Kepala pasukan seratus mengangkat tangan kanan dan menempelkan telapaknya pada tepian dahi.

Lampu panggung tiba-tiba menyala. Terang benderang.

Jenderal orang goa berbalik berlari sambil memberi perintah.

"Kembali! Cepaaaattt!!!!

Bunyi tembakan terdengar dari berbagai sudut di  bagian atas panggung. Peluru berdesing mencari korban. Beberapa prajurit yang berdiri di pojok gugur tertembus timah panas.

Orang-orang goa berlari kembali ke arah gerbang digital sambil membalas tembakan para penyerang. Prajurit kota muncul dari bagian atas dan kedua sisi lorong di kiri dan kanan panggung.

 Baku tembak tidak terhindarkan.

Para prajurit goa berhasil menahan maju pasukan kota. Lorong menuju gerbang digital berubah menjadi medan tempur tanpa perlindungan. Beberapa anggota pasukan kota jatuh tewas. Tetapi jumlah para penyerang terus bertambah, dan bertambah, dan bertambah.

Para prajurit kota kini terdesak dan terus berusaha mencapai gerbang digital. Satu per satu mereka mulai berjatuhan menghadapi berondongan senjata para penyerang yang berlipat ganda.

Laki-laki berseragam militer yang semula berada di ruang pengawasan bersama Pemimpin Kota kini muncul dari tengah-tengah pasukan. Ia berjalan maju tanpa gentar. Melewati tembakan para prajurit goa yang tak mampu melukainya.

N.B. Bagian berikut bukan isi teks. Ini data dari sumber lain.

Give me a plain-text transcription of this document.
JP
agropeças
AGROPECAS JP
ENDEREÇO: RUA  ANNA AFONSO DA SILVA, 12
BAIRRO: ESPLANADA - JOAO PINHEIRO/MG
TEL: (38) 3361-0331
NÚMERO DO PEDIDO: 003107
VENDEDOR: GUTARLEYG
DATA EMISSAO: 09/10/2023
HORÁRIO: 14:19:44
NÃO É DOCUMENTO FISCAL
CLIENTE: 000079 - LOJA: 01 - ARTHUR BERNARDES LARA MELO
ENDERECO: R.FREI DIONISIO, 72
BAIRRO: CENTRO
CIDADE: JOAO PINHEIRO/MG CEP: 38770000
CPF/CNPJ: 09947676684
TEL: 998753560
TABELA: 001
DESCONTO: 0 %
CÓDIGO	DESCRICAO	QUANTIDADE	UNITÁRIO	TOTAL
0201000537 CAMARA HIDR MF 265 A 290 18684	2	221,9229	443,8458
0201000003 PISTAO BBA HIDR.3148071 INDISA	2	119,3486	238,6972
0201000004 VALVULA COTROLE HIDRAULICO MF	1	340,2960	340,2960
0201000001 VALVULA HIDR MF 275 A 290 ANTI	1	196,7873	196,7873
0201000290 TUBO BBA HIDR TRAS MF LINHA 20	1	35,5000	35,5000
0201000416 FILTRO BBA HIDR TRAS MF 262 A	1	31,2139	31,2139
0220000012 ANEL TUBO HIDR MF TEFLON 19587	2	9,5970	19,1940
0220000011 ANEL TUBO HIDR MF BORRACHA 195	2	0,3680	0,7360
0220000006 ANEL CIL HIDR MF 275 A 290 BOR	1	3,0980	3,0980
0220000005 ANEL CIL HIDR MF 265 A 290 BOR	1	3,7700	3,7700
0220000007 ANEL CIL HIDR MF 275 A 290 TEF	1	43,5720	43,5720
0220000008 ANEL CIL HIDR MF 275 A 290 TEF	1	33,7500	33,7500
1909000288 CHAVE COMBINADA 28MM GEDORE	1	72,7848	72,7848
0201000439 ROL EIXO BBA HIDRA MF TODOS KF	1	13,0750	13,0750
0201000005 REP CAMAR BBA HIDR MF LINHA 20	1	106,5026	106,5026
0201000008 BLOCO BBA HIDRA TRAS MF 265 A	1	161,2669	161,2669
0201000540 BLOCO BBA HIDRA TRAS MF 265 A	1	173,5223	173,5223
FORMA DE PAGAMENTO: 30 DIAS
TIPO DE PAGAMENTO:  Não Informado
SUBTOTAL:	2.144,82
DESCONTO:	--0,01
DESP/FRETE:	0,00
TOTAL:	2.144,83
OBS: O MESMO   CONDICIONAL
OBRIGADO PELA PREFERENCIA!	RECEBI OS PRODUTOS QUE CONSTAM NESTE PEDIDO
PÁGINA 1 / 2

"Selamat datang, dalapan-sembilan-sembilan-dua-nol satu! Selamat datang di hari penghancuranmu!"

Laki-laki berseragam militer berjalan maju. Bunyi letusan pistol terdengar mengiringi langkahnya. Terarah pada jenderal orang goa.

Munduuuurr! Cepaaaatttt! Berlari menuju gerbang!

Jendral orang goa tidak mempedulikan serangan laki-laki berseragam militer. Keselamatan prajurit goa prioritasnya. Akan satu dua butir peluru yang mulai menembus tubuhnya tak dirasakan sama sekali.

Heru! Lindungi Aku!

Jenderal orang goa memberi perintah.

Kepala pasukan seratus dan pengawal  yang setia itu berlari kembali dan melindungi Sang Jenderal. Ia memuntahkan peluru dari senapannya. Hujan timah panas yang menahan maju gerak laki-laki berseragam militer.

Kesempatan emas bagi Jenderal orang goa untuk mencapai gerbang digital dan menempelkan tangannya di dinding gerbang.

"Selamat datang, dalapan-sembilan-sembilan-dua-nol satu."

Suara standar mesin pembaca yang langsung dipotong Sang Jenderal.

"Satu-satu-nol-nol-satu-nol-nol-satu!"

"Akses diterima. Silahkan melewati gerbang."

Seperti air bah yang menabrak dinding karang, para prajurit kota berlari melintasi gerbang digital. Tanpa menunggu perintah.

Berondongan tembakan meruntuhkan satu per satu mereka yang berada di garis belakang pasukan. Akan halnya tubuh Sang Jenderal yang nanar menerima puluhan peluru yang diarah padanya.

Para penyerang bergerak cepat. Semakin mendekat dan jumlahnya semakin banyak. Dari semua sisi panggung, mereka muncul laksana kelelawar terbang melintasi malam.

Jenderal orang goa tetap berdiri di pintu gerbang digital memastikan semua anggota pasukannya melintas dengan selamat. Heru, pengawal setianya tetap bertahan menghadapi hujan peluru yang datang ke arahnya.

"Heru! Cepat kembali ke gerbang!"

Suara Sang Jenderal lantang memberi perintah.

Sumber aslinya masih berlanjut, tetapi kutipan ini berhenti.